Potensi rawan konflik itu berdasarkan kasus yang terjadi saat pilkades serentak yang digelar beberapa tahun sebelumnya. Pada waktu itu, konflik antarpendukung cakades di beberapa desa nyaris meluas jika saja aparat keamanan tidak sigap mengatasi keadaan, pemicunya adalah ketidapuasan atas hasil pemungutan suara.     

Kepala Kantor Kesbangpol Purwakarta, Uus Usna menuyebutkan, beberapa desa di Kecamatan Pondoksalam, Kiarapedes, Bojong, Darangdan, Plered, Sukatani, Tegalwaru, Maniis, Campaka dan Cibatu, perlu mendapat perhatian serius untuk mengantisipasi gejolak pascapemungutan suara. Gesekan antarpendukung cakades biasanya terjadi setelah mengetahui hasil dari pemungutan suara.

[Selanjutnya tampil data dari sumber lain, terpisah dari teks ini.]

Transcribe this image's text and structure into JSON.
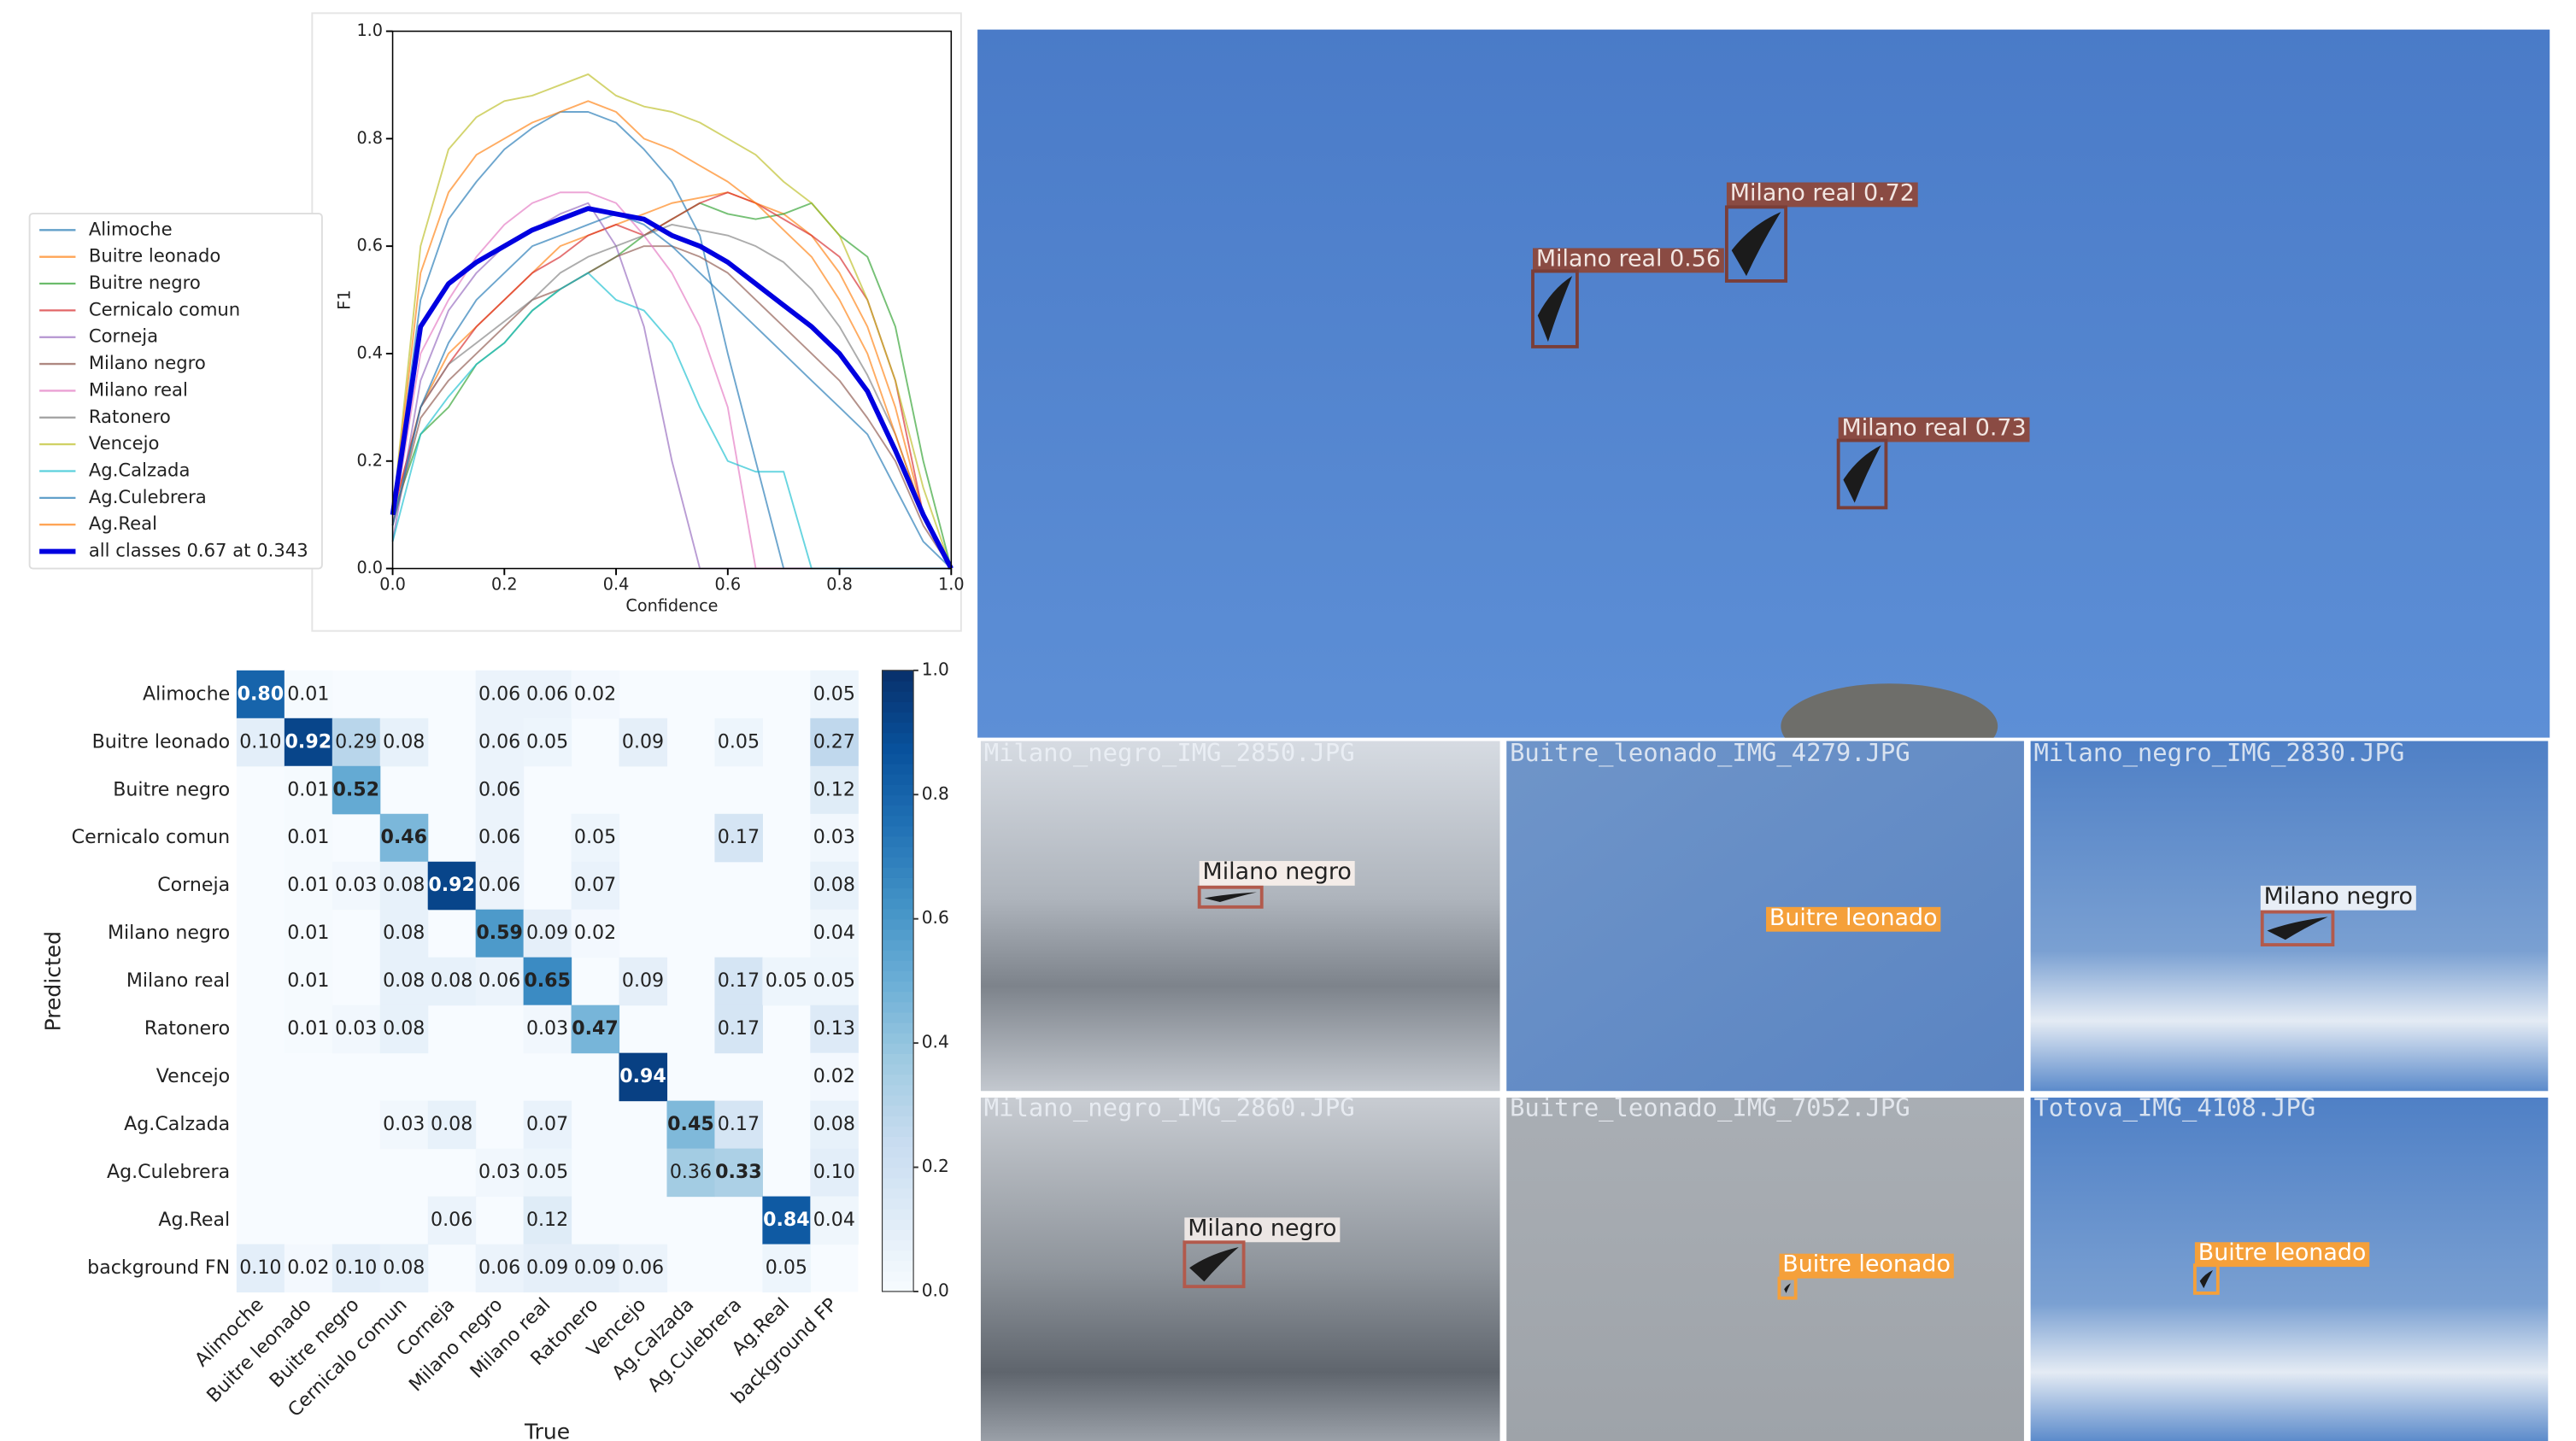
{
  "chart_data": [
    {
      "type": "line",
      "xlabel": "Confidence",
      "ylabel": "F1",
      "x": [
        0,
        0.05,
        0.1,
        0.15,
        0.2,
        0.25,
        0.3,
        0.35,
        0.4,
        0.45,
        0.5,
        0.55,
        0.6,
        0.65,
        0.7,
        0.75,
        0.8,
        0.85,
        0.9,
        0.95,
        1
      ],
      "xlim": [
        0,
        1
      ],
      "ylim": [
        0,
        1
      ],
      "xticks": [
        {
          "value": 0,
          "label": "0.0"
        },
        0.2,
        0.4,
        0.6,
        0.8,
        {
          "value": 1,
          "label": "1.0"
        }
      ],
      "yticks": [
        {
          "value": 0,
          "label": "0.0"
        },
        0.2,
        0.4,
        0.6,
        0.8,
        {
          "value": 1,
          "label": "1.0"
        }
      ],
      "legend": "left",
      "series": [
        {
          "name": "Alimoche",
          "color": "#1f77b4",
          "values": [
            0.1,
            0.5,
            0.65,
            0.72,
            0.78,
            0.82,
            0.85,
            0.85,
            0.83,
            0.78,
            0.72,
            0.62,
            0.4,
            0.2,
            0,
            0,
            0,
            0,
            0,
            0,
            0
          ]
        },
        {
          "name": "Buitre leonado",
          "color": "#ff7f0e",
          "values": [
            0.1,
            0.3,
            0.4,
            0.45,
            0.5,
            0.55,
            0.6,
            0.62,
            0.64,
            0.66,
            0.68,
            0.69,
            0.7,
            0.68,
            0.66,
            0.62,
            0.55,
            0.45,
            0.3,
            0.1,
            0
          ]
        },
        {
          "name": "Buitre negro",
          "color": "#2ca02c",
          "values": [
            0.1,
            0.25,
            0.3,
            0.38,
            0.42,
            0.48,
            0.52,
            0.55,
            0.58,
            0.62,
            0.65,
            0.68,
            0.66,
            0.65,
            0.66,
            0.68,
            0.62,
            0.58,
            0.45,
            0.2,
            0
          ]
        },
        {
          "name": "Cernicalo comun",
          "color": "#d62728",
          "values": [
            0.1,
            0.3,
            0.38,
            0.45,
            0.5,
            0.55,
            0.58,
            0.62,
            0.64,
            0.62,
            0.65,
            0.68,
            0.7,
            0.68,
            0.65,
            0.62,
            0.58,
            0.5,
            0.35,
            0.1,
            0
          ]
        },
        {
          "name": "Corneja",
          "color": "#9467bd",
          "values": [
            0.05,
            0.35,
            0.48,
            0.55,
            0.6,
            0.63,
            0.66,
            0.68,
            0.6,
            0.45,
            0.2,
            0,
            0,
            0,
            0,
            0,
            0,
            0,
            0,
            0,
            0
          ]
        },
        {
          "name": "Milano negro",
          "color": "#8c564b",
          "values": [
            0.08,
            0.28,
            0.35,
            0.4,
            0.45,
            0.5,
            0.52,
            0.55,
            0.58,
            0.6,
            0.6,
            0.58,
            0.55,
            0.5,
            0.45,
            0.4,
            0.35,
            0.28,
            0.2,
            0.08,
            0
          ]
        },
        {
          "name": "Milano real",
          "color": "#e377c2",
          "values": [
            0.08,
            0.4,
            0.5,
            0.58,
            0.64,
            0.68,
            0.7,
            0.7,
            0.68,
            0.62,
            0.55,
            0.45,
            0.3,
            0,
            0,
            0,
            0,
            0,
            0,
            0,
            0
          ]
        },
        {
          "name": "Ratonero",
          "color": "#7f7f7f",
          "values": [
            0.08,
            0.3,
            0.38,
            0.42,
            0.46,
            0.5,
            0.55,
            0.58,
            0.6,
            0.62,
            0.64,
            0.63,
            0.62,
            0.6,
            0.57,
            0.52,
            0.45,
            0.36,
            0.25,
            0.1,
            0
          ]
        },
        {
          "name": "Vencejo",
          "color": "#bcbd22",
          "values": [
            0.1,
            0.6,
            0.78,
            0.84,
            0.87,
            0.88,
            0.9,
            0.92,
            0.88,
            0.86,
            0.85,
            0.83,
            0.8,
            0.77,
            0.72,
            0.68,
            0.62,
            0.5,
            0.35,
            0.15,
            0
          ]
        },
        {
          "name": "Ag.Calzada",
          "color": "#17becf",
          "values": [
            0.05,
            0.25,
            0.32,
            0.38,
            0.42,
            0.48,
            0.52,
            0.55,
            0.5,
            0.48,
            0.42,
            0.3,
            0.2,
            0.18,
            0.18,
            0,
            0,
            0,
            0,
            0,
            0
          ]
        },
        {
          "name": "Ag.Culebrera",
          "color": "#1f77b4",
          "values": [
            0.08,
            0.3,
            0.42,
            0.5,
            0.55,
            0.6,
            0.62,
            0.64,
            0.66,
            0.64,
            0.6,
            0.55,
            0.5,
            0.45,
            0.4,
            0.35,
            0.3,
            0.25,
            0.15,
            0.05,
            0
          ]
        },
        {
          "name": "Ag.Real",
          "color": "#ff7f0e",
          "values": [
            0.1,
            0.55,
            0.7,
            0.77,
            0.8,
            0.83,
            0.85,
            0.87,
            0.85,
            0.8,
            0.78,
            0.75,
            0.72,
            0.68,
            0.63,
            0.58,
            0.5,
            0.4,
            0.25,
            0.1,
            0
          ]
        },
        {
          "name": "all classes 0.67 at 0.343",
          "color": "#0000e0",
          "values": [
            0.1,
            0.45,
            0.53,
            0.57,
            0.6,
            0.63,
            0.65,
            0.67,
            0.66,
            0.65,
            0.62,
            0.6,
            0.57,
            0.53,
            0.49,
            0.45,
            0.4,
            0.33,
            0.22,
            0.1,
            0
          ]
        }
      ]
    },
    {
      "type": "heatmap",
      "xlabel": "True",
      "ylabel": "Predicted",
      "x_categories": [
        "Alimoche",
        "Buitre leonado",
        "Buitre negro",
        "Cernicalo comun",
        "Corneja",
        "Milano negro",
        "Milano real",
        "Ratonero",
        "Vencejo",
        "Ag.Calzada",
        "Ag.Culebrera",
        "Ag.Real",
        "background FP"
      ],
      "y_categories": [
        "Alimoche",
        "Buitre leonado",
        "Buitre negro",
        "Cernicalo comun",
        "Corneja",
        "Milano negro",
        "Milano real",
        "Ratonero",
        "Vencejo",
        "Ag.Calzada",
        "Ag.Culebrera",
        "Ag.Real",
        "background FN"
      ],
      "colormap": "Blues",
      "zlim": [
        0,
        1
      ],
      "zticks": [
        {
          "value": 0,
          "label": "0.0"
        },
        0.2,
        0.4,
        0.6,
        0.8,
        {
          "value": 1,
          "label": "1.0"
        }
      ],
      "values": [
        [
          0.8,
          0.01,
          null,
          null,
          null,
          0.06,
          0.06,
          0.02,
          null,
          null,
          null,
          null,
          0.05
        ],
        [
          0.1,
          0.92,
          0.29,
          0.08,
          null,
          0.06,
          0.05,
          null,
          0.09,
          null,
          0.05,
          null,
          0.27
        ],
        [
          null,
          0.01,
          0.52,
          null,
          null,
          0.06,
          null,
          null,
          null,
          null,
          null,
          null,
          0.12
        ],
        [
          null,
          0.01,
          null,
          0.46,
          null,
          0.06,
          null,
          0.05,
          null,
          null,
          0.17,
          null,
          0.03
        ],
        [
          null,
          0.01,
          0.03,
          0.08,
          0.92,
          0.06,
          null,
          0.07,
          null,
          null,
          null,
          null,
          0.08
        ],
        [
          null,
          0.01,
          null,
          0.08,
          null,
          0.59,
          0.09,
          0.02,
          null,
          null,
          null,
          null,
          0.04
        ],
        [
          null,
          0.01,
          null,
          0.08,
          0.08,
          0.06,
          0.65,
          null,
          0.09,
          null,
          0.17,
          0.05,
          0.05
        ],
        [
          null,
          0.01,
          0.03,
          0.08,
          null,
          null,
          0.03,
          0.47,
          null,
          null,
          0.17,
          null,
          0.13
        ],
        [
          null,
          null,
          null,
          null,
          null,
          null,
          null,
          null,
          0.94,
          null,
          null,
          null,
          0.02
        ],
        [
          null,
          null,
          null,
          0.03,
          0.08,
          null,
          0.07,
          null,
          null,
          0.45,
          0.17,
          null,
          0.08
        ],
        [
          null,
          null,
          null,
          null,
          null,
          0.03,
          0.05,
          null,
          null,
          0.36,
          0.33,
          null,
          0.1
        ],
        [
          null,
          null,
          null,
          null,
          0.06,
          null,
          0.12,
          null,
          null,
          null,
          null,
          0.84,
          0.04
        ],
        [
          0.1,
          0.02,
          0.1,
          0.08,
          null,
          0.06,
          0.09,
          0.09,
          0.06,
          null,
          null,
          0.05,
          null
        ]
      ],
      "value_labels": [
        [
          "0.80",
          "0.01",
          null,
          null,
          null,
          "0.06",
          "0.06",
          "0.02",
          null,
          null,
          null,
          null,
          "0.05"
        ],
        [
          "0.10",
          "0.92",
          "0.29",
          "0.08",
          null,
          "0.06",
          "0.05",
          null,
          "0.09",
          null,
          "0.05",
          null,
          "0.27"
        ],
        [
          null,
          "0.01",
          "0.52",
          null,
          null,
          "0.06",
          null,
          null,
          null,
          null,
          null,
          null,
          "0.12"
        ],
        [
          null,
          "0.01",
          null,
          "0.46",
          null,
          "0.06",
          null,
          "0.05",
          null,
          null,
          "0.17",
          null,
          "0.03"
        ],
        [
          null,
          "0.01",
          "0.03",
          "0.08",
          "0.92",
          "0.06",
          null,
          "0.07",
          null,
          null,
          null,
          null,
          "0.08"
        ],
        [
          null,
          "0.01",
          null,
          "0.08",
          null,
          "0.59",
          "0.09",
          "0.02",
          null,
          null,
          null,
          null,
          "0.04"
        ],
        [
          null,
          "0.01",
          null,
          "0.08",
          "0.08",
          "0.06",
          "0.65",
          null,
          "0.09",
          null,
          "0.17",
          "0.05",
          "0.05"
        ],
        [
          null,
          "0.01",
          "0.03",
          "0.08",
          null,
          null,
          "0.03",
          "0.47",
          null,
          null,
          "0.17",
          null,
          "0.13"
        ],
        [
          null,
          null,
          null,
          null,
          null,
          null,
          null,
          null,
          "0.94",
          null,
          null,
          null,
          "0.02"
        ],
        [
          null,
          null,
          null,
          "0.03",
          "0.08",
          null,
          "0.07",
          null,
          null,
          "0.45",
          "0.17",
          null,
          "0.08"
        ],
        [
          null,
          null,
          null,
          null,
          null,
          "0.03",
          "0.05",
          null,
          null,
          "0.36",
          "0.33",
          null,
          "0.10"
        ],
        [
          null,
          null,
          null,
          null,
          "0.06",
          null,
          "0.12",
          null,
          null,
          null,
          null,
          "0.84",
          "0.04"
        ],
        [
          "0.10",
          "0.02",
          "0.10",
          "0.08",
          null,
          "0.06",
          "0.09",
          "0.09",
          "0.06",
          null,
          null,
          "0.05",
          null
        ]
      ]
    }
  ],
  "detection_images": {
    "main": {
      "labels": [
        "Milano real 0.56",
        "Milano real 0.72",
        "Milano real 0.73"
      ]
    },
    "tiles": [
      {
        "file": "Milano_negro_IMG_2850.JPG",
        "label": "Milano negro"
      },
      {
        "file": "Buitre_leonado_IMG_4279.JPG",
        "label": "Buitre leonado"
      },
      {
        "file": "Milano_negro_IMG_2830.JPG",
        "label": "Milano negro"
      },
      {
        "file": "Milano_negro_IMG_2860.JPG",
        "label": "Milano negro"
      },
      {
        "file": "Buitre_leonado_IMG_7052.JPG",
        "label": "Buitre leonado"
      },
      {
        "file": "Totova_IMG_4108.JPG",
        "label": "Buitre leonado"
      }
    ]
  }
}
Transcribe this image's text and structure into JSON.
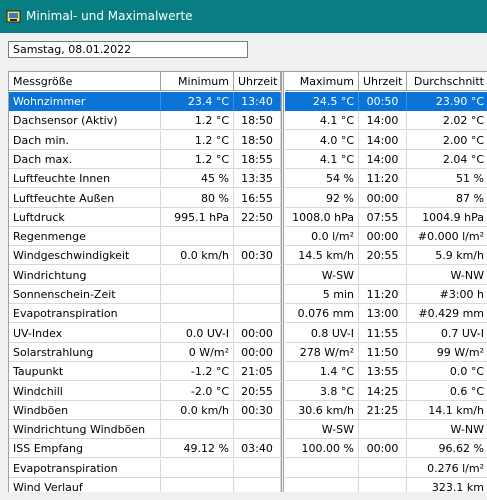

"Ketidakpuasan pendukung atas hasil pemnungutan suara yang harus diantisipasi. Maka antisipasinya adalah penguatan di panitia pilkades. Personel di kepanitiaan harus direkrut melalui seleksi ketat dan harus orang netral," kata Uus kepada MNC Portal Indonesia, Senin (1/3/2021).

Termasuk juga, kata dia, panitia pilkades harus berinisiatif membuat komitmen siap menang dan siap kalah dari setiap cakades. Komitmen itu juga harus melekat terhadap pendukung masing-masing cakades. Setidaknya dengan cara itu, potensi konflik bisa diminimalisasi.